Unusually, Phillips is Charismatic Southern Baptist, despite the denomination’s wariness of Pentecostalism; he served as president of the Tennessee Baptist Convention in 1991, but he is also part of a wider neo-Pentecostal “scene”, and appears on TBN. Phillips’ advert is of wider interest as it encapsulates a number of trends within neo-Pentecostalism.

First, there’s the very idea of a “Hiram Code”: the title is obviously meant to tap into the same rich seam of public curiosity about ancient mysteries that has made Dan Brown a household name, but Phillips is also positioning himself as a pastor with special insight into supposedly hidden Bible teachings with practical application. In this, he is very much like Jonathan Cahn, who has over the past year or so (thanks to puffs from Strang and Joseph Farah) achieved phenomenal success with his claim that a Biblical template can be applied to the events of 9/11, and that the Bible shows that America must repent to avoid further disaster. Before he achieved fame, Cahn’s religious teachings emphasised his special understanding of “Hebrew mysteries”, such as the “the long-hidden, never before revealed, Mystery of the Temple Doors”.

Cahn’s doom-mongering is the flipside of Phillips’ “releasing prosperity” – God’s blessings and curses are mechanistic, and can be unleashed or held back by careful attention to aspects of Israelite history as recorded in the Bible, including details that appear to be obscure.

Second, we have the appropriation of Jewish religious culture in the idea that Christians ought to purchase a prayer shawl. This goes beyond acknowledging the Jewish context of Jesus and the New Testament,  and I noted and discussed the trend here and here; differences between Christianity and Judaism are elided (sometimes with eccentric results), and there is also a vicarious identification with modern Israel.

Most striking, however, are Phillips’ pseudo-historical and pseudo-scientific questions, which  appear to be derived from Mormon claims about ancient links between America and Israel. Of course, it’s possible to appropriate fringe historical theories without endorsing the theology that inspired them, but it’s unexpected for a Christian pastor to put such unusual ideas at the centre of his religious teaching. However, the Mormon narrative, which links Israelite history and Jesus to America, is doubtless attractive for some Americans who want a form of religious belief that also expresses their sense of nationalism, and it complements the interest in Jewish religious culture.

One wonders how far this might go: most Christians have historically regarded Mormon theology as being incompatible with Christian belief, but the barriers appear to be breaking down, perhaps in part due to Glen Beck and Mitt Romney. Christian Right figures David Barton and Jim Garlow have affirmed that Beck is “saved”, and John Hagee has led pastors in endorsing Beck as a religious revivalist; Romney’s presidential candidacy prompted neo-Pentecostal evangelist Rick Joyner, who is very close to Gen.
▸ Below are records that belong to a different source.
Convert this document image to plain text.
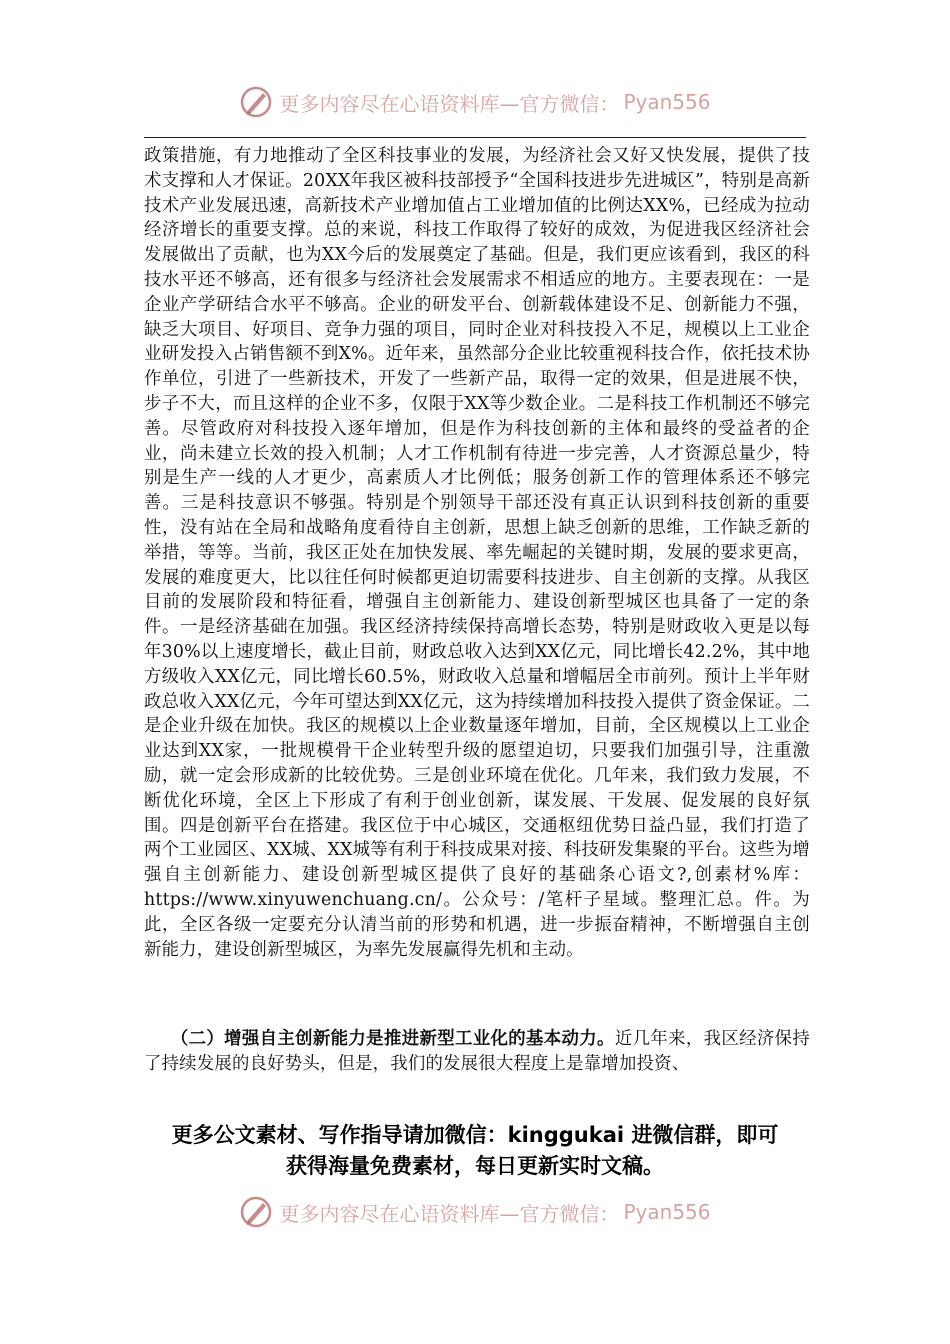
更多内容尽在心语资料库—官方微信： Pyan556

政策措施，有力地推动了全区科技事业的发展，为经济社会又好又快发展，提供了技术支撑和人才保证。20XX年我区被科技部授予“全国科技进步先进城区”，特别是高新技术产业发展迅速，高新技术产业增加值占工业增加值的比例达XX%，已经成为拉动经济增长的重要支撑。总的来说，科技工作取得了较好的成效，为促进我区经济社会发展做出了贡献，也为XX今后的发展奠定了基础。但是，我们更应该看到，我区的科技水平还不够高，还有很多与经济社会发展需求不相适应的地方。主要表现在：一是企业产学研结合水平不够高。企业的研发平台、创新载体建设不足、创新能力不强，缺乏大项目、好项目、竞争力强的项目，同时企业对科技投入不足，规模以上工业企业研发投入占销售额不到X%。近年来，虽然部分企业比较重视科技合作，依托技术协作单位，引进了一些新技术，开发了一些新产品，取得一定的效果，但是进展不快，步子不大，而且这样的企业不多，仅限于XX等少数企业。二是科技工作机制还不够完善。尽管政府对科技投入逐年增加，但是作为科技创新的主体和最终的受益者的企业，尚未建立长效的投入机制；人才工作机制有待进一步完善，人才资源总量少，特别是生产一线的人才更少，高素质人才比例低；服务创新工作的管理体系还不够完善。三是科技意识不够强。特别是个别领导干部还没有真正认识到科技创新的重要性，没有站在全局和战略角度看待自主创新，思想上缺乏创新的思维，工作缺乏新的举措，等等。当前，我区正处在加快发展、率先崛起的关键时期，发展的要求更高，发展的难度更大，比以往任何时候都更迫切需要科技进步、自主创新的支撑。从我区目前的发展阶段和特征看，增强自主创新能力、建设创新型城区也具备了一定的条件。一是经济基础在加强。我区经济持续保持高增长态势，特别是财政收入更是以每年30%以上速度增长，截止目前，财政总收入达到XX亿元，同比增长42.2%，其中地方级收入XX亿元，同比增长60.5%，财政收入总量和增幅居全市前列。预计上半年财政总收入XX亿元，今年可望达到XX亿元，这为持续增加科技投入提供了资金保证。二是企业升级在加快。我区的规模以上企业数量逐年增加，目前，全区规模以上工业企业达到XX家，一批规模骨干企业转型升级的愿望迫切，只要我们加强引导，注重激励，就一定会形成新的比较优势。三是创业环境在优化。几年来，我们致力发展，不断优化环境，全区上下形成了有利于创业创新，谋发展、干发展、促发展的良好氛围。四是创新平台在搭建。我区位于中心城区，交通枢纽优势日益凸显，我们打造了两个工业园区、XX城、XX城等有利于科技成果对接、科技研发集聚的平台。这些为增强自主创新能力、建设创新型城区提供了良好的基础条心语文?,创素材%库：https://www.xinyuwenchuang.cn/。公众号：/笔杆子星域。整理汇总。件。为此，全区各级一定要充分认清当前的形势和机遇，进一步振奋精神，不断增强自主创新能力，建设创新型城区，为率先发展赢得先机和主动。

　　（二）增强自主创新能力是推进新型工业化的基本动力。近几年来，我区经济保持了持续发展的良好势头，但是，我们的发展很大程度上是靠增加投资、

更多公文素材、写作指导请加微信：kinggukai 进微信群，即可
获得海量免费素材，每日更新实时文稿。
更多内容尽在心语资料库—官方微信： Pyan556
William “Jerry” Boykin, to opine that the “White Horse Prophecy” was “maybe… one of those true prophecies”, and even the Billy Graham Evangelistic Association toned down its views on Mormonism as being a “cult”.

Judaism is now more or less accepted as valid by conservative Christians in the USA; this is not usually spelled out with theological coherence –  there is still the occasional announcement that Jews need to be evangelised, and qualms about a formal “Dual Covenant” theology – but the place of Jews and the modern State of Israel within a wider religious story has proven just too compelling not to incorporate positively into an evangelical interpretation of the world. It’s unlikely that Mormonism will come to be perceived in the same way – but individual Mormons and some Mormon ideas may be accepted, for similar narrative reasons.